Landlord and tenant – Service charge – Liability – Appellants bringing claim against respondent lessees for unpaid service charges – County court referring matter to first-tier tribunal to determine reasonableness of charges – Whether FTT erring in holding that no service charge due where appellants failing to comply with obligation to provide audited service charge accounts – Whether FTT having jurisdiction to determine that issue in light of terms of referral – Appeal allowed
The appellants were the management companies for two buildings containing residential flats. The first respondent was the lessee of four flats in one building and two in the other, plus a third which he held as a joint tenant with the second respondent, his wife. The leases provided for the payment of a service charge and, by clause 1 of the Fifth Schedule to the lease, the respondents were required to pay in October of each year “the amount of the Service Charge estimated by the Management Company as being required to enable the provision of the Services during that year”; any underpayment for a previous year was payable on demand. By clauses 5 and 6 of the Seventh Schedule to the leases, the appellants were obliged to keep proper books of account of all costs, charges and expenses incurred by them in carrying out their obligations, to provide in each year audited accounts prepared by a chartered accountant and, within one month thereafter, to serve a written notice on the respondents stating the amounts of service charge certified by the accountant as being due and payable by them.
The appellants brought county court proceedings against the respondents to recover unpaid service charges. By their defence, the respondents contended that the service charges were not reasonable and that appellants had failed to provide the required audited service charge accounts; they also counterclaimed for alleged breaches of the appellants’ repairing covenants. The county court referred the matter to the first-tier tribunal (FTT) to determine the reasonableness of the service charges.
The FTT held that, at the time when the county court proceedings were issued, the appellants had failed to comply with their obligations under clauses 5 and 6 of the Seventh Schedule to the leases and that accordingly no sum was due as service charge.
The appellants appealed. They contended that, inter alia: (i) the FTT was wrong to hold that compliance with clauses 5 and 6 was a condition precedent to payment of the service charge; and (ii) in any event, the FTT had lacked jurisdiction to decide that point since that matter was not in issue in the county court proceedings and the matter referred to the FTT was limited to the reasonableness of the charges.

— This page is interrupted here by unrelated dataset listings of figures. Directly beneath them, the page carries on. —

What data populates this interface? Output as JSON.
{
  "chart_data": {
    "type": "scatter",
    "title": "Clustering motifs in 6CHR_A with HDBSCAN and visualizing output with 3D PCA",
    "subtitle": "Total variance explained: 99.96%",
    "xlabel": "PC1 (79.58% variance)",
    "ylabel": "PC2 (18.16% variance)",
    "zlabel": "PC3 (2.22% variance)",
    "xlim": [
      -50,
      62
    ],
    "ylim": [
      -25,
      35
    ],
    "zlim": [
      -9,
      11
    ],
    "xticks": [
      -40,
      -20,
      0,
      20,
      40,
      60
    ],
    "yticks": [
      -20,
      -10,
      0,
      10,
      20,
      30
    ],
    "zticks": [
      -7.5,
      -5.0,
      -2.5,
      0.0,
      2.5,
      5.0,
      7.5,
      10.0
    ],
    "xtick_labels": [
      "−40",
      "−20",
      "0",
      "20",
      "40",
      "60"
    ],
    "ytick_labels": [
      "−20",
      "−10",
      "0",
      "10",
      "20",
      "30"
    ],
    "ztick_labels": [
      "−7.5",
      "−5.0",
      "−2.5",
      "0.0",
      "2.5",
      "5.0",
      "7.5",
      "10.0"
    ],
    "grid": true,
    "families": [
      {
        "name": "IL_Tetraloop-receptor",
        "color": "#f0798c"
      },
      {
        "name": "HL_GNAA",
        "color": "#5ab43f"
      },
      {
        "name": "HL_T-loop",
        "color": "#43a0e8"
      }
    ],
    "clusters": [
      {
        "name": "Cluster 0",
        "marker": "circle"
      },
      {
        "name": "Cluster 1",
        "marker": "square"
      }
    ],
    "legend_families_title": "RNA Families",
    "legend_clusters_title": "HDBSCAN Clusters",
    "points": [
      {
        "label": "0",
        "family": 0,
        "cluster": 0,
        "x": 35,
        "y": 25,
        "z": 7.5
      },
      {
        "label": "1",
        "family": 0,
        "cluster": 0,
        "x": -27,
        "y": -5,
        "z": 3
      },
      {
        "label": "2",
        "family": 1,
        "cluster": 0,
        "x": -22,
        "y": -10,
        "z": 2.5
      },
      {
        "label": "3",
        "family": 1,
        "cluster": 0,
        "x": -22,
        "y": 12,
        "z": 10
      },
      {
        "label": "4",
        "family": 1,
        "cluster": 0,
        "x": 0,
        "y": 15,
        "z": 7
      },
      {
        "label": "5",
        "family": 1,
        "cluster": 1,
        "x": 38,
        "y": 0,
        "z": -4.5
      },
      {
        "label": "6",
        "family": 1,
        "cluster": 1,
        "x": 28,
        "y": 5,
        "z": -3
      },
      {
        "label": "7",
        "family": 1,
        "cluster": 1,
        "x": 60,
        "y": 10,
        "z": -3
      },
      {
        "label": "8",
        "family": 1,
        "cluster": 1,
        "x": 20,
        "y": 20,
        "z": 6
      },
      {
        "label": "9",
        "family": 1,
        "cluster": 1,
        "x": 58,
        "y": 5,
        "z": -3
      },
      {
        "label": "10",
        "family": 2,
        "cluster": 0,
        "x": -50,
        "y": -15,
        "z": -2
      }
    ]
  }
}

Held: The appeal was allowed.
(1) The FTT had erred in holding that the service of a certificate complying with clause 5 and 6 of the Seventh Schedule to the leases was a condition precedent to any liability to make payment for the service charge. Such an interpretation was not in accordance with clause 1 of the Fifth Schedule, which clearly provided for payment based on a determination of the amount estimated as due by the management company. There was nothing in that clause which required the provision of the audited accounts and there was no reason to imply such a term. The FTT was therefore wrong to assess the service charges at nil: Redrow Homes (Midlands) Ltd v Hothi [2011] UKUT 268 (LC); [2011] 3 EGLR 25; [2011] 45 EG 98 and Pendra Loweth Management Ltd v North [2015] UKUT 91 (LC); [2015] PLSCS 105 applied.
Although the respondents had repeatedly requested audited accounts without success, they were not without a remedy in that regard. It would be open to them to apply to the county court to amend their counterclaim to include a claim for damages against the appellants or a claim for specific performance or for an account; alternatively, they could apply under the Landlord and Tenant Act 1985 for a determination of the service charges payable. However, such a course was probably unnecessary in the instant case in light of the directions given by the Upper Tribunal: these directed the appellants within 28 days to serve on the respondents fully audited accounts, in accordance with clauses 5 and 6 of the Seventh Schedule, in respect of any year for which a claim for service charge was included in the county court proceedings. Within 28 days of such service, the respondents were then to serve a document setting out which parts of the service charge were challenged and the grounds of the challenge, and the appellants were to serve a reply within a further 28 days.
(2) The question of whether the service charges were recoverable at all was in issue in the county court proceedings. The first respondent in his pleadings asserted that the appellants were in breach of the terms of the lease by failing to provide audited accounts. While he did not plead that, as a consequence of that failure, no service charge was payable, the pleading was wide enough to encompass such a submission, bearing in mind that these were proceedings in the county court and that the first respondent was a litigant in person.
Nor did the terms of the referral from the county court confine the jurisdiction of the FTT considering the reasonableness of the service charge. If, as a matter of law, no service charge was payable, it was difficult to understand how any figure could be said to be reasonable. Thus, adopting an appropriately generous interpretation, the county court’s referral order could be said to encompass the question of whether any service charge was payable at all: Cain v Islington London Borough Council [2015] UKUT 117 (LC); [2015] PLSCS 111 applied.
Andrew Dymond (instructed by Brown Turner Ross, of Liverpool) appeared for the appellants; the first respondent appeared in person for the respondents.